Hardware Requirements, Continued
The Connector: According to current information, the connectors are standardized and will be available from a number of card manufacturers. As a result, buyers will be able to upgrade to SLI at any later date by simply buying a second card and the connector board.
The connector on GF 6800 PCI Express cards.
The SLI connector PCB sticks two cards together.
Mix-and-Match: As long as both cards are of the same type (i.e. 2x GF 6800 GT, for example) you should be able to mix cards from different manufacturers. In such a case, card A is from company X while card B is from company Y. Nonetheless, NVIDIA recommends buying both cards from the same company.
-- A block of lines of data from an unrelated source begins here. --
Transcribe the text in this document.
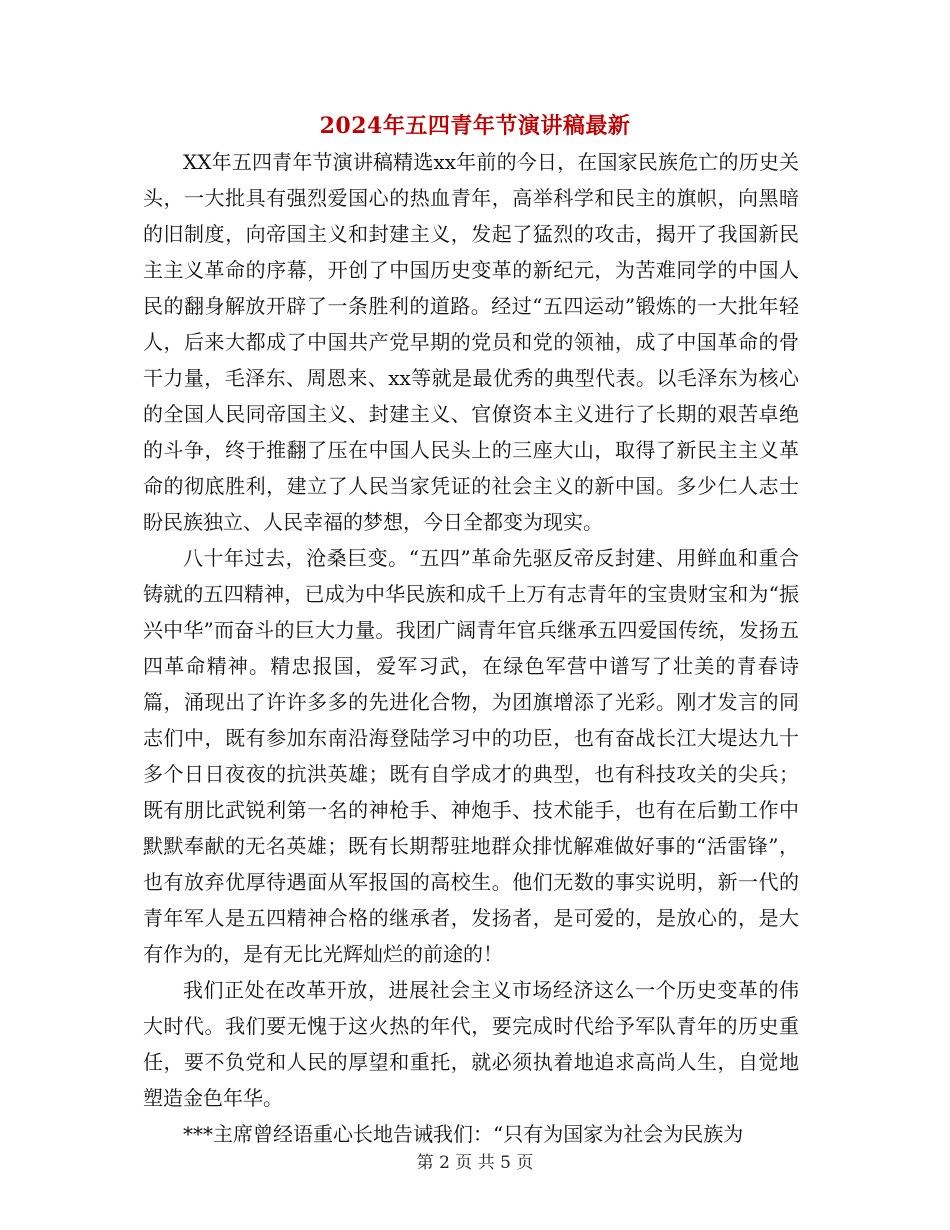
2024年五四青年节演讲稿最新

XX年五四青年节演讲稿精选xx年前的今日，在国家民族危亡的历史关头，一大批具有强烈爱国心的热血青年，高举科学和民主的旗帜，向黑暗的旧制度，向帝国主义和封建主义，发起了猛烈的攻击，揭开了我国新民主主义革命的序幕，开创了中国历史变革的新纪元，为苦难同学的中国人民的翻身解放开辟了一条胜利的道路。经过“五四运动”锻炼的一大批年轻人，后来大都成了中国共产党早期的党员和党的领袖，成了中国革命的骨干力量，毛泽东、周恩来、xx等就是最优秀的典型代表。以毛泽东为核心的全国人民同帝国主义、封建主义、官僚资本主义进行了长期的艰苦卓绝的斗争，终于推翻了压在中国人民头上的三座大山，取得了新民主主义革命的彻底胜利，建立了人民当家凭证的社会主义的新中国。多少仁人志士盼民族独立、人民幸福的梦想，今日全都变为现实。

八十年过去，沧桑巨变。“五四”革命先驱反帝反封建、用鲜血和重合铸就的五四精神，已成为中华民族和成千上万有志青年的宝贵财宝和为“振兴中华”而奋斗的巨大力量。我团广阔青年官兵继承五四爱国传统，发扬五四革命精神。精忠报国，爱军习武，在绿色军营中谱写了壮美的青春诗篇，涌现出了许许多多的先进化合物，为团旗增添了光彩。刚才发言的同志们中，既有参加东南沿海登陆学习中的功臣，也有奋战长江大堤达九十多个日日夜夜的抗洪英雄；既有自学成才的典型，也有科技攻关的尖兵；既有朋比武锐利第一名的神枪手、神炮手、技术能手，也有在后勤工作中默默奉献的无名英雄；既有长期帮驻地群众排忧解难做好事的“活雷锋”，也有放弃优厚待遇面从军报国的高校生。他们无数的事实说明，新一代的青年军人是五四精神合格的继承者，发扬者，是可爱的，是放心的，是大有作为的，是有无比光辉灿烂的前途的！

我们正处在改革开放，进展社会主义市场经济这么一个历史变革的伟大时代。我们要无愧于这火热的年代，要完成时代给予军队青年的历史重任，要不负党和人民的厚望和重托，就必须执着地追求高尚人生，自觉地塑造金色年华。

***主席曾经语重心长地告诫我们：“只有为国家为社会为民族为

第 2 页 共 5 页
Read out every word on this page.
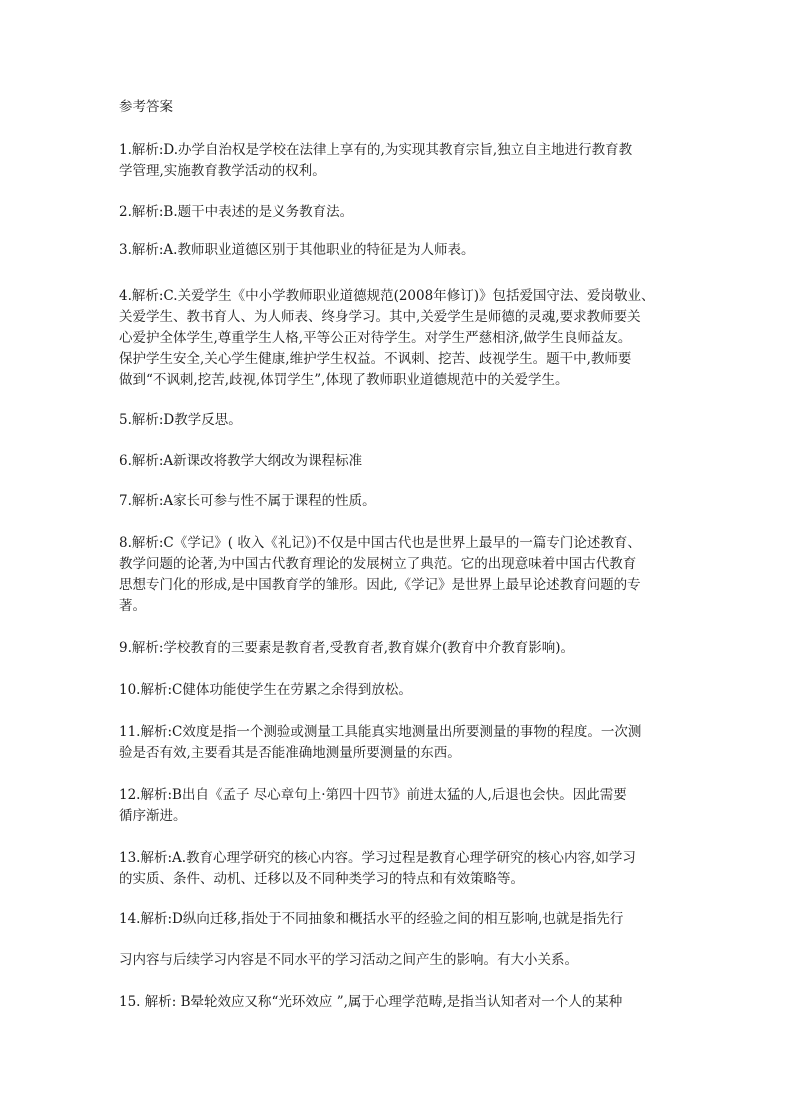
参考答案
1.解析:D.办学自治权是学校在法律上享有的,为实现其教育宗旨,独立自主地进行教育教
学管理,实施教育教学活动的权利。
2.解析:B.题干中表述的是义务教育法。
3.解析:A.教师职业道德区别于其他职业的特征是为人师表。
4.解析:C.关爱学生《中小学教师职业道德规范(2008年修订)》包括爱国守法、爱岗敬业、
关爱学生、教书育人、为人师表、终身学习。其中,关爱学生是师德的灵魂,要求教师要关
心爱护全体学生,尊重学生人格,平等公正对待学生。对学生严慈相济,做学生良师益友。
保护学生安全,关心学生健康,维护学生权益。不讽刺、挖苦、歧视学生。题干中,教师要
做到“不讽刺,挖苦,歧视,体罚学生”,体现了教师职业道德规范中的关爱学生。
5.解析:D教学反思。
6.解析:A新课改将教学大纲改为课程标准
7.解析:A家长可参与性不属于课程的性质。
8.解析:C《学记》( 收入《礼记》)不仅是中国古代也是世界上最早的一篇专门论述教育、
教学问题的论著,为中国古代教育理论的发展树立了典范。它的出现意味着中国古代教育
思想专门化的形成,是中国教育学的雏形。因此,《学记》是世界上最早论述教育问题的专
著。
9.解析:学校教育的三要素是教育者,受教育者,教育媒介(教育中介教育影响)。
10.解析:C健体功能使学生在劳累之余得到放松。
11.解析:C效度是指一个测验或测量工具能真实地测量出所要测量的事物的程度。一次测
验是否有效,主要看其是否能准确地测量所要测量的东西。
12.解析:B出自《孟子 尽心章句上·第四十四节》前进太猛的人,后退也会快。因此需要
循序渐进。
13.解析:A.教育心理学研究的核心内容。学习过程是教育心理学研究的核心内容,如学习
的实质、条件、动机、迁移以及不同种类学习的特点和有效策略等。
14.解析:D纵向迁移,指处于不同抽象和概括水平的经验之间的相互影响,也就是指先行
习内容与后续学习内容是不同水平的学习活动之间产生的影响。有大小关系。
15. 解析: B晕轮效应又称“光环效应 ”,属于心理学范畴,是指当认知者对一个人的某种
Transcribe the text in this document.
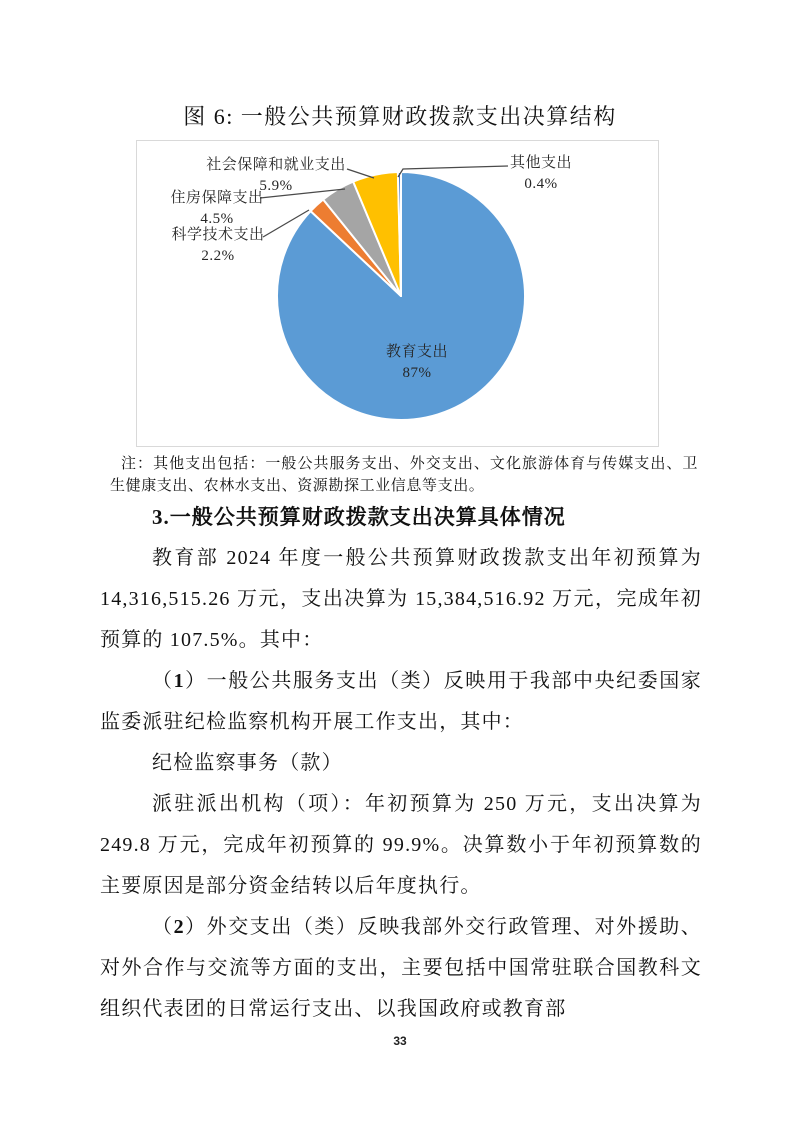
图 6: 一般公共预算财政拨款支出决算结构
社会保障和就业支出
5.9%
其他支出
0.4%
住房保障支出
4.5%
科学技术支出
2.2%
教育支出
87%

注：其他支出包括：一般公共服务支出、外交支出、文化旅游体育与传媒支出、卫生健康支出、农林水支出、资源勘探工业信息等支出。

3.一般公共预算财政拨款支出决算具体情况

教育部 2024 年度一般公共预算财政拨款支出年初预算为 14,316,515.26 万元，支出决算为 15,384,516.92 万元，完成年初预算的 107.5%。其中：

（1）一般公共服务支出（类）反映用于我部中央纪委国家监委派驻纪检监察机构开展工作支出，其中：

纪检监察事务（款）

派驻派出机构（项）：年初预算为 250 万元，支出决算为 249.8 万元，完成年初预算的 99.9%。决算数小于年初预算数的主要原因是部分资金结转以后年度执行。

（2）外交支出（类）反映我部外交行政管理、对外援助、对外合作与交流等方面的支出，主要包括中国常驻联合国教科文组织代表团的日常运行支出、以我国政府或教育部

33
Whether this mix-and-match method will actually work out in practice remains to be seen, as boards of the same type from different companies are often outwardly identical but may use different memory timings or clock speeds.
SLI via Dual-GPU Board: Looking at this development, the question arises why NVIDIA didn't simply put two graphics processors on one board to begin with. One problem with this concept is the PCI Express bus, which isn't really a bus at all but a point-to-point connection. To be able to use two graphics processors, you would need to use some sort of bridge or logic to distribute the signals on the card. Additionally, greater size of such a card and the heat problems associated with a dual-chip setup would also need to be solved somehow. Lastly, one of the strongest arguments in favor of SLI is the option of upgrading at any time.